Казалось — вот она, сама Любовь!

Притягиваются, что ли, любови друг к другу? Или та весна-проказница 1999 года нам всем наворожила-напророчила? Я и сама влюбилась по уши в директора фирмы, в которую устроилась на работу после долгих мытарств, вторым бухгалтером. Стать главным у меня духу не хватило…

Я заходила иногда подписывать к директору бумаги, чтобы отвезти их в налоговую инспекцию, а сама млела от звука его голоса, как сопливая пэтэушница. Но Игорь Евгеньевич Носов был глубоко и безнадежно женат. «Безнадежно» в смысле — тягать его из семьи считалось делом неблагодарным, хотя подруги меня постоянно подзуживали: «Татьяна! Не теряйся! Где ты себе еще мужика найдешь? Только на работе.
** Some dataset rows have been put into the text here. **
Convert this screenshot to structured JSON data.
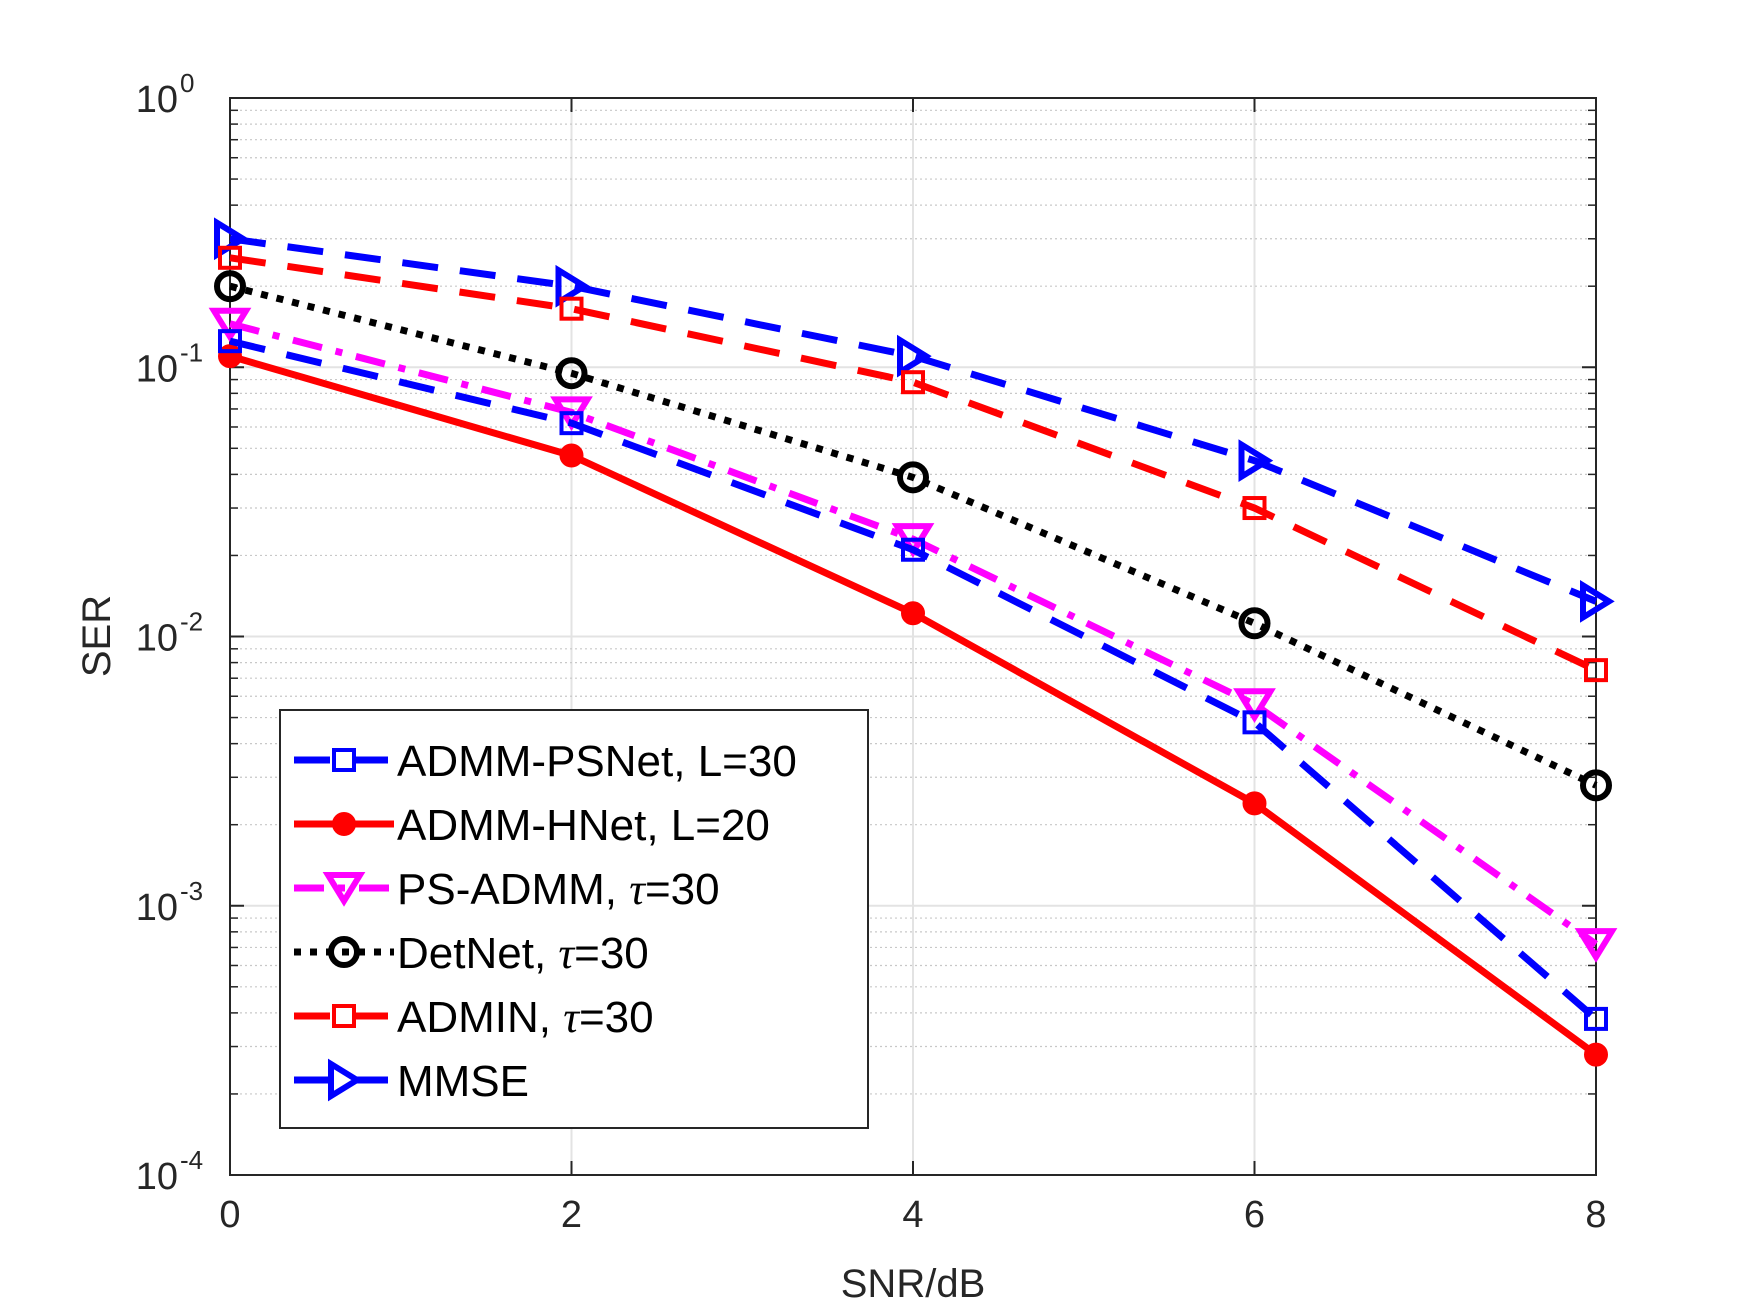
{
  "chart_data": {
    "type": "line",
    "title": "",
    "xlabel": "SNR/dB",
    "ylabel": "SER",
    "yscale": "log",
    "x": [
      0,
      2,
      4,
      6,
      8
    ],
    "xlim": [
      0,
      8
    ],
    "ylim": [
      0.0001,
      1
    ],
    "xticks": [
      0,
      2,
      4,
      6,
      8
    ],
    "yticks": [
      {
        "value": 1,
        "base": "10",
        "exp": "0"
      },
      {
        "value": 0.1,
        "base": "10",
        "exp": "-1"
      },
      {
        "value": 0.01,
        "base": "10",
        "exp": "-2"
      },
      {
        "value": 0.001,
        "base": "10",
        "exp": "-3"
      },
      {
        "value": 0.0001,
        "base": "10",
        "exp": "-4"
      }
    ],
    "grid": true,
    "legend_position": "bottom-left",
    "series": [
      {
        "name": "ADMM-PSNet, L=30",
        "label_main": "ADMM-PSNet, L=30",
        "label_tau": "",
        "label_tail": "",
        "color": "#0000ff",
        "dash": "dashed",
        "marker": "square-open",
        "values": [
          0.125,
          0.062,
          0.021,
          0.0048,
          0.00038
        ]
      },
      {
        "name": "ADMM-HNet, L=20",
        "label_main": "ADMM-HNet, L=20",
        "label_tau": "",
        "label_tail": "",
        "color": "#ff0000",
        "dash": "solid",
        "marker": "circle-filled",
        "values": [
          0.11,
          0.047,
          0.0122,
          0.0024,
          0.00028
        ]
      },
      {
        "name": "PS-ADMM, τ=30",
        "label_main": "PS-ADMM, ",
        "label_tau": "τ",
        "label_tail": "=30",
        "color": "#ff00ff",
        "dash": "dashdot",
        "marker": "triangle-down",
        "values": [
          0.145,
          0.068,
          0.023,
          0.0056,
          0.00072
        ]
      },
      {
        "name": "DetNet, τ=30",
        "label_main": "DetNet, ",
        "label_tau": "τ",
        "label_tail": "=30",
        "color": "#000000",
        "dash": "dotted",
        "marker": "circle-open",
        "values": [
          0.2,
          0.095,
          0.039,
          0.0112,
          0.0028
        ]
      },
      {
        "name": "ADMIN, τ=30",
        "label_main": "ADMIN, ",
        "label_tau": "τ",
        "label_tail": "=30",
        "color": "#ff0000",
        "dash": "dashed",
        "marker": "square-open",
        "values": [
          0.255,
          0.165,
          0.088,
          0.03,
          0.0075
        ]
      },
      {
        "name": "MMSE",
        "label_main": "MMSE",
        "label_tau": "",
        "label_tail": "",
        "color": "#0000ff",
        "dash": "dashed",
        "marker": "triangle-right",
        "values": [
          0.3,
          0.2,
          0.11,
          0.045,
          0.0135
        ]
      }
    ]
  }
}
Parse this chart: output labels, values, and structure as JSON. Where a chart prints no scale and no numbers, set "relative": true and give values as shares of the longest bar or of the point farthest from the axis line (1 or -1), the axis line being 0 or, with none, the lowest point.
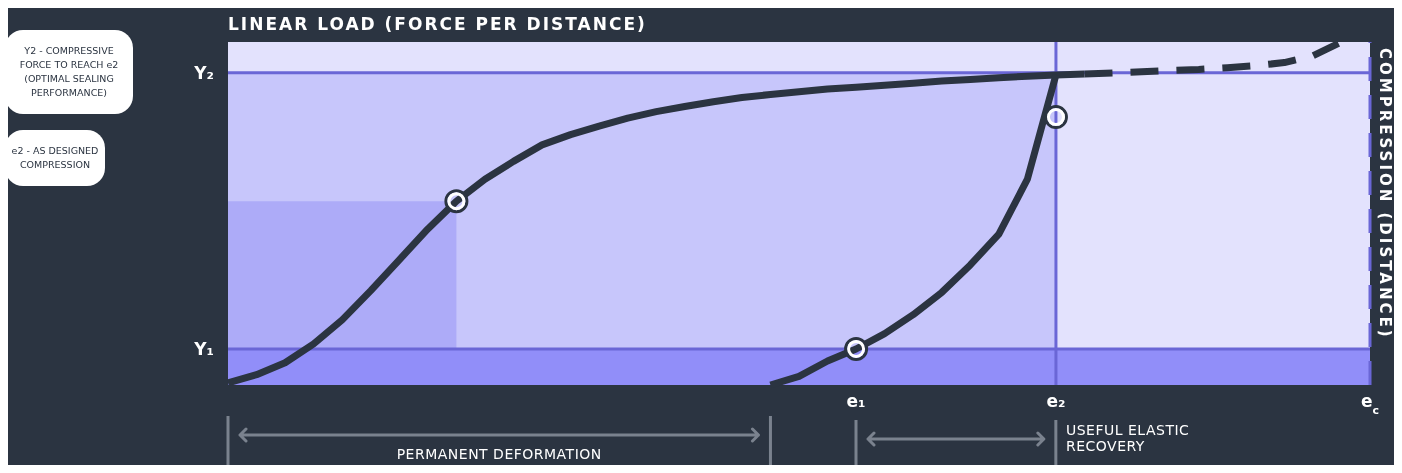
{
  "chart_data": {
    "type": "line",
    "ylabel": "LINEAR LOAD (FORCE PER DISTANCE)",
    "relative": true,
    "categories": [
      null,
      null,
      null,
      null,
      null,
      null,
      null,
      null,
      null,
      null,
      null,
      null,
      null,
      null,
      null,
      null,
      null,
      null,
      null,
      null,
      null,
      null,
      "e₁",
      null,
      null,
      null,
      null,
      null,
      null,
      "e₂",
      null,
      null,
      null,
      null,
      null,
      null,
      null,
      null,
      null,
      null,
      "e$_{c}$"
    ],
    "series": [
      {
        "type": "area",
        "color": "#c7c6fb",
        "values": [
          0.91,
          0.91,
          0.91,
          0.91,
          0.91,
          0.91,
          0.91,
          0.91,
          0.91,
          0.91,
          0.91,
          0.91,
          0.91,
          0.91,
          0.91,
          0.91,
          0.91,
          0.91,
          0.91,
          0.91,
          0.91,
          0.91,
          0.91,
          0.91,
          0.91,
          0.91,
          0.91,
          0.91,
          0.91,
          0.91,
          null,
          null,
          null,
          null,
          null,
          null,
          null,
          null,
          null,
          null,
          null
        ]
      },
      {
        "type": "area",
        "color": "#adabf8",
        "values": [
          0.536,
          0.536,
          0.536,
          0.536,
          0.536,
          0.536,
          0.536,
          0.536,
          0.536,
          null,
          null,
          null,
          null,
          null,
          null,
          null,
          null,
          null,
          null,
          null,
          null,
          null,
          null,
          null,
          null,
          null,
          null,
          null,
          null,
          null,
          null,
          null,
          null,
          null,
          null,
          null,
          null,
          null,
          null,
          null,
          null
        ]
      },
      {
        "color": "#2b3441",
        "line_style": "solid",
        "values": [
          0.006,
          0.03,
          0.065,
          0.12,
          0.19,
          0.275,
          0.365,
          0.455,
          0.536,
          0.6,
          0.652,
          0.7,
          0.73,
          0.755,
          0.778,
          0.797,
          0.812,
          0.826,
          0.838,
          0.847,
          0.855,
          0.863,
          0.868,
          0.874,
          0.88,
          0.886,
          0.891,
          0.896,
          0.9,
          0.904,
          0.907,
          null,
          null,
          null,
          null,
          null,
          null,
          null,
          null,
          null,
          null
        ]
      },
      {
        "color": "#2b3441",
        "line_style": "dashed",
        "values": [
          null,
          null,
          null,
          null,
          null,
          null,
          null,
          null,
          null,
          null,
          null,
          null,
          null,
          null,
          null,
          null,
          null,
          null,
          null,
          null,
          null,
          null,
          null,
          null,
          null,
          null,
          null,
          null,
          null,
          null,
          0.907,
          0.91,
          0.913,
          0.917,
          0.92,
          0.925,
          0.931,
          0.94,
          0.96,
          1,
          null
        ]
      },
      {
        "color": "#2b3441",
        "line_style": "solid",
        "values": [
          null,
          null,
          null,
          null,
          null,
          null,
          null,
          null,
          null,
          null,
          null,
          null,
          null,
          null,
          null,
          null,
          null,
          null,
          null,
          0,
          0.025,
          0.07,
          0.105,
          0.15,
          0.205,
          0.27,
          0.35,
          0.44,
          0.6,
          0.904,
          null,
          null,
          null,
          null,
          null,
          null,
          null,
          null,
          null,
          null,
          null
        ]
      },
      {
        "type": "scatter",
        "marker": "circle",
        "color": "#2b3441",
        "values": [
          null,
          null,
          null,
          null,
          null,
          null,
          null,
          null,
          0.536,
          null,
          null,
          null,
          null,
          null,
          null,
          null,
          null,
          null,
          null,
          null,
          null,
          null,
          0.105,
          null,
          null,
          null,
          null,
          null,
          null,
          0.781,
          null,
          null,
          null,
          null,
          null,
          null,
          null,
          null,
          null,
          null,
          null
        ]
      }
    ],
    "bands": [
      {
        "axis": "y",
        "from": 0,
        "to": 0.105,
        "color": "#918ef9"
      }
    ],
    "ref_lines": [
      {
        "axis": "y",
        "value": 0.105,
        "label": "Y₁",
        "color": "#6a66d6",
        "line_style": "solid"
      },
      {
        "axis": "y",
        "value": 0.91,
        "label": "Y₂",
        "color": "#6a66d6",
        "line_style": "solid"
      },
      {
        "axis": "x",
        "value": "e₂",
        "color": "#6a66d6",
        "line_style": "solid"
      },
      {
        "axis": "x",
        "value": "e$_{c}$",
        "color": "#6a66d6",
        "line_style": "dashed"
      }
    ],
    "annotations": [
      "Y2 - COMPRESSIVE FORCE TO REACH e2 (OPTIMAL SEALING PERFORMANCE)",
      "e2 - AS DESIGNED COMPRESSION",
      "PERMANENT DEFORMATION",
      "USEFUL ELASTIC RECOVERY",
      "COMPRESSION (DISTANCE)"
    ]
  }
}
Это твой последний шанс».

Через два месяца, когда благополучно закончился испытательный срок и меня взяли в основной штат, я стала замечать, что Игорь Евгеньевич посматривает на меня с нескрываемым интересом, особенно, если никого из сослуживцев рядом не наблюдается, но рук не распускает, чего я не переношу в принципе.

А в апреле — «лед тронулся, господа присяжные заседатели», как сказал Остап Бендер в известном произведении. Началось с незначительных знаков внимания, подарков, приглашений на ужин. Классика жанра — конфетно-букетное начало. Но это было вовсе не банальное влечение подчиненной к начальнику, меня по-настоящему тянуло к нему. Кажется, что я за всю свою жизнь не любила так никого, поэтому не стала сопротивляться счастью, а просто пошла навстречу ему.
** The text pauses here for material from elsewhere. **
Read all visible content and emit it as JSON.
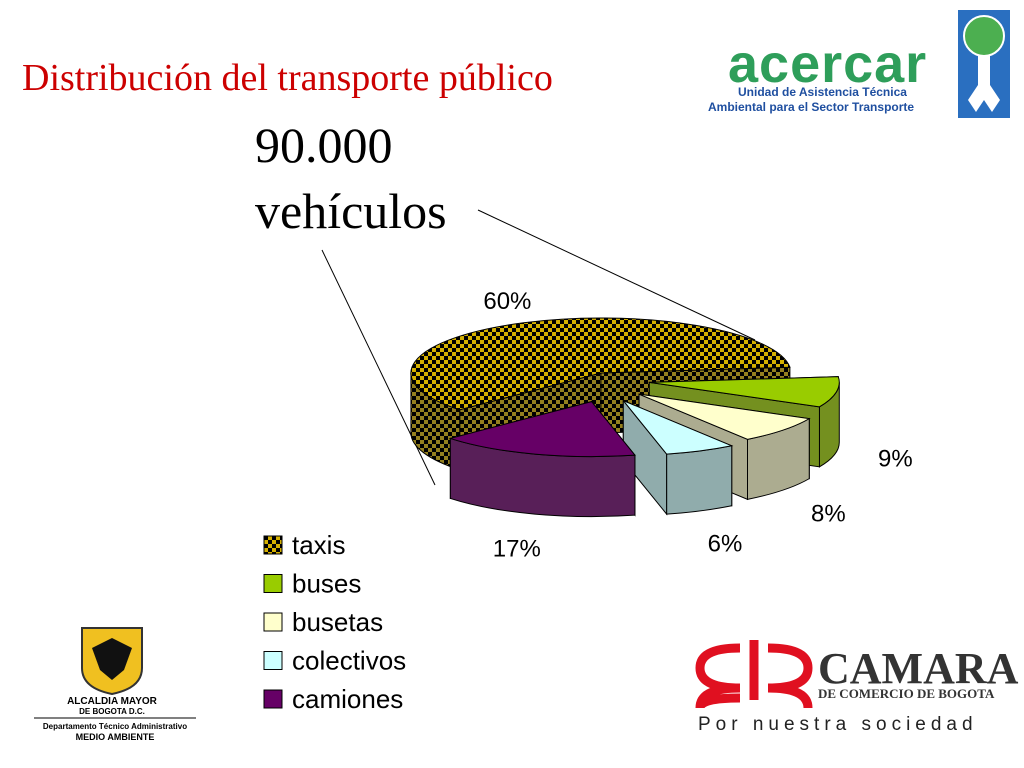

Тем более, что дочь мне дала некоторый передых после бессонных ночей и постоянных поисков. Я ее почти не видела. По словам Алисы, они жили у Игната. Так им было удобно, ведь жить в своей квартире не расписанными в загсе я им не позволила:

— Алис, хочешь — обижайся, хочешь — нет, но у тебя может быть еще много парней. Я не хочу ни к кому из них прикипать раньше времени, как к потенциальному зятю. К тому же твой Игнат нигде не работает и не учится, как и ты. Вешать вас себе на шею я не собираюсь. Давайте, определяйтесь со своими взаимоотношениями и с работой, тогда посмотрим.

— А я вот еще в институт поступлю! — в запале сказала моя дочь.

— Да? Это в какой же?

— А хоть в педагогический!

— Тогда заниматься нужно, чтобы школьную программу вспомнить. И там для поступления практика нужна в детском учреждении. У ме-ня-то знакомых никого нет, чтобы тебя устроить поработать в детский сад. Может, у бабушки Оли есть. Ты спроси… С детьми-то ты хорошо ладишь… Только, если задумала поступать, не сиди сложа руки.

— Да ладно тебе, мам. Надоели твои нравоучения: «То — не делай! Этого — не скажи!» Я уже взрослая. Сама все знаю.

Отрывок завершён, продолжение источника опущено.